Friday, November 19, 2010

Warren Watch: Combs no ‘glory hound

We're learning more about Todd Combs, the 39-year-old Connecticut hedge fund manager hired by Warren Buffett to manage part of Berkshire Hathaway Inc.'s investments.

The job puts him in line to succeed Buffett as Berkshire's investment decision-maker, when the time comes, so he is attracting intense scrutiny from the press, including the New York Times, Fortune magazine and various websites.

Among the tidbits:
Ÿ His middle name is Anthony.
Ÿ He once set auto insurance rates at Progressive Insurance, putting him in direct competition with Berkshire's Geico subsidiary.
Ÿ At Progressive, he met Charles A. Davis, a director who also was CEO of Stone Point Capital, a private hedge fund with connections to Goldman Sachs Group. They remained in contact, and in 2005 Stone Point started Castle Point Capital Management, giving Combs his start as a fund manager.

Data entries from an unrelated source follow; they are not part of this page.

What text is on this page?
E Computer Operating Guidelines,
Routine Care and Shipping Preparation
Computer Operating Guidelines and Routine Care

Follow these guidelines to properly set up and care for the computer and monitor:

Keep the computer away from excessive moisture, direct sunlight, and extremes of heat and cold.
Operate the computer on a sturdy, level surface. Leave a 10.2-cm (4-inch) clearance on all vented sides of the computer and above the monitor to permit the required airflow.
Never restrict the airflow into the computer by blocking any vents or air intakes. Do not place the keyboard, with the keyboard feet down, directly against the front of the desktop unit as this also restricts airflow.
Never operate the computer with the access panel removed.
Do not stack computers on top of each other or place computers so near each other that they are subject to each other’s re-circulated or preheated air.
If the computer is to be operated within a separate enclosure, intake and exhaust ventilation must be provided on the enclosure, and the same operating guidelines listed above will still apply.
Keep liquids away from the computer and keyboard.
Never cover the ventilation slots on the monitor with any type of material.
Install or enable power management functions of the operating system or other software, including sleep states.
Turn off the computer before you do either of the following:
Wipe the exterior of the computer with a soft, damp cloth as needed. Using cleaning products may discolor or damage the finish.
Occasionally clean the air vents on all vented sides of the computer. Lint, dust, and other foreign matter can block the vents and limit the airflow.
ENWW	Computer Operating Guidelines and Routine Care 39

Davis told the New York Times that Combs is a “private, humble, shy guy,” a dedicated family man who recently gave a well-received lecture at a course on applied investing at Columbia University, where he also studied.

“He's one of those rare people in finance who just really enjoys the process,” Davis said. “He really wants to find the truth, and what is the value of a company. He's not a person who wants to delegate that to someone else or not do his own work. ...

“Todd's not a glory hound. He just really loves what he does.”
Combs bought Berkshire stock for Castle Point during late 2009, which was good timing, but Berkshire isn't one of the fund's biggest holdings.
Combs has long been “enamored” with Berkshire, Buffett said, and applied for the job as investment manager.


'Too expensive'
Li Lu, a California fund manager, decided to remain as a fund manager rather than join Berkshire, but there's another, unidentified person who also decided to stay in the lucrative fund management world.
Insider Monkey and other Internet sources speculate that the third person is David Einhorn, the 42-year-old chairman of Greenlight Capital Re, a reinsurance company that has earned more than 22 percent annually since 1996.
Einhorn made nearly $200 million before expenses last year and is “simply too expensive” for Buffett, the website said.


A significant other
The most important decision in your life?
Choosing the person you'll marry, Buffett told about 160 college students who met with him in Omaha recently.
That's because your spouse will “play such a significant part of who you are,” Gustavo Leone, a University of Wisconsin student, told the Wisconsin State Journal.
Other business students were from the University of South Dakota, the University of Nebraska at Omaha, Villanova University, Pepperdine University and the University of Denver.
Buffett holds a series of such meetings each year with the goal of inspiring young people to pursue careers in business.
The students interviewed after the meeting said Buffett told them he likes to “sit in sweats on the couch and watch college football” on Saturdays. He didn't say whether he rooted for Wisconsin or Ohio State during their recent game.
Student Sandy Walter said she saw a picture of Buffett's desk that gave a hint: an autographed photo of former Green Bay Packers player Paul Hornung and coach Vince Lombardi.